I found out about my own BRCA1 mutation because my father submitted a saliva sample to a consumer genetics company to trace our family ancestry. He had opted out of the health screening portion of the test. A finding came back anyway. That is how it reached me. Not through the clinical system. The company that sent him that report, 23andMe, filed for bankruptcy in March 2025.
While all of this plays out in the US, there is a different version of the same story running elsewhere. China has a stated goal of 100 million genomes by 2030 as part of a national precision medicine program. Certain provinces have been offering free prenatal genetic testing since 2019. BGI, the Chinese genomics company, has driven sequencing costs to under $100 per genome and operates across more than 100 countries. The UK committed £650 million to sequence every newborn. These countries did not solve the reimbursement problem. They removed it. Genomic medicine became infrastructure, funded the way a government funds a highway. The test does not need to fight for a coverage policy when the state has already decided the test gets done.
The United States is not falling behind on data collection. The data is flowing. It flows through hospital biobanks, research programs, the genomic tests that do get approved, and the normal mechanics of bankruptcy proceedings, where patient data becomes a balance sheet asset like any other. The US genomic dataset is enormous. What it is not is intentional. There is no national program, no coordinated infrastructure, no design for who the data serves or what flows back to the people who generated it.
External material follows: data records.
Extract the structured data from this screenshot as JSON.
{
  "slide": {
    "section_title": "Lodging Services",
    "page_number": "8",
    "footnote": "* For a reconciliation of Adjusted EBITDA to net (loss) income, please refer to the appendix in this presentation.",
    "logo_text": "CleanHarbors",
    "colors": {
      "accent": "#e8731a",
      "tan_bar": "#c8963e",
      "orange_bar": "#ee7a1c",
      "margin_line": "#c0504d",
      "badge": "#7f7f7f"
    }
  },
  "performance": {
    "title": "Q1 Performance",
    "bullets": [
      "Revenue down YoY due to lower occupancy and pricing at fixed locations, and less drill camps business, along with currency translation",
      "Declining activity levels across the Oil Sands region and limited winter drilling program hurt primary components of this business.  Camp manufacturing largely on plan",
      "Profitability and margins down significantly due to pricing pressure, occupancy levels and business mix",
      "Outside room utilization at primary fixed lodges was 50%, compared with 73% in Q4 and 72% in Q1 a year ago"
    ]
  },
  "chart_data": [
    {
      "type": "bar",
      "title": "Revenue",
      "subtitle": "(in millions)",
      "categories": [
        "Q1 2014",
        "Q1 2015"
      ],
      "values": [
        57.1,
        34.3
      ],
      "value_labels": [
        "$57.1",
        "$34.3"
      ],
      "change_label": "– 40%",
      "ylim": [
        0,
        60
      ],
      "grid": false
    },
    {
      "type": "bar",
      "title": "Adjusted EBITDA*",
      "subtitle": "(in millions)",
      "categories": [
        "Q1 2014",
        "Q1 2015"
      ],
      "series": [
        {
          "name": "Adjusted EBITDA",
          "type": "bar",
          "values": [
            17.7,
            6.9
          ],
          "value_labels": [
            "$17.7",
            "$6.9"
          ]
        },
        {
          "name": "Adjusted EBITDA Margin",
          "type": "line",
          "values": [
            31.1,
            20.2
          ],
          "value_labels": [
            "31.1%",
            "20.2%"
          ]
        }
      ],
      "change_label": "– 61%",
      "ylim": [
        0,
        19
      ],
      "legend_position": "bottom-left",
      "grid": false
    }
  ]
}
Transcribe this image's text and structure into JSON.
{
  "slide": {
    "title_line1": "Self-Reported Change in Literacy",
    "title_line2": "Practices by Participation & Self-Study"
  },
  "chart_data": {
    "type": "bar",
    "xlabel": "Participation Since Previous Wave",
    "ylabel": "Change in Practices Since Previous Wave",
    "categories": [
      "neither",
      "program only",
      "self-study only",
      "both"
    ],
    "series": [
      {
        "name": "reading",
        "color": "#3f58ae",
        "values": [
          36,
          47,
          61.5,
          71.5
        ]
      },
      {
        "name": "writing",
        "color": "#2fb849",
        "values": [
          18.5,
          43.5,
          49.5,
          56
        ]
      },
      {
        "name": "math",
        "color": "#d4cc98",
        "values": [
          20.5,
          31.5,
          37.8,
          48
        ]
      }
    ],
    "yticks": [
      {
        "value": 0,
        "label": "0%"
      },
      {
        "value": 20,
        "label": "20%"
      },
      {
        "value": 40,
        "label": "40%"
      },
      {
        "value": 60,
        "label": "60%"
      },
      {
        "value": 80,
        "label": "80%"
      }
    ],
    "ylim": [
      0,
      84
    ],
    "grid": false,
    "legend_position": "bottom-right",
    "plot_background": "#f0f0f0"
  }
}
There is something in all of this that rhymes with Henrietta Lacks. In case you do not know her story: she was a Black woman from Baltimore who died of cervical cancer in 1951 at the age of 31. Doctors at Johns Hopkins took a sample of her tumor cells without her knowledge or consent. Those cells, now called HeLa cells, became the first human cell line that could be grown indefinitely in a lab. They were used to develop the polio vaccine. They have been central to cancer research, HIV research, and countless other breakthroughs. They have generated billions in revenue. Her family found out decades after her death. They received nothing. For years they could not afford health insurance.
The consent structures in genomics are more formalized now. But someone is still benefiting from this data. And it is most often not the person it came from.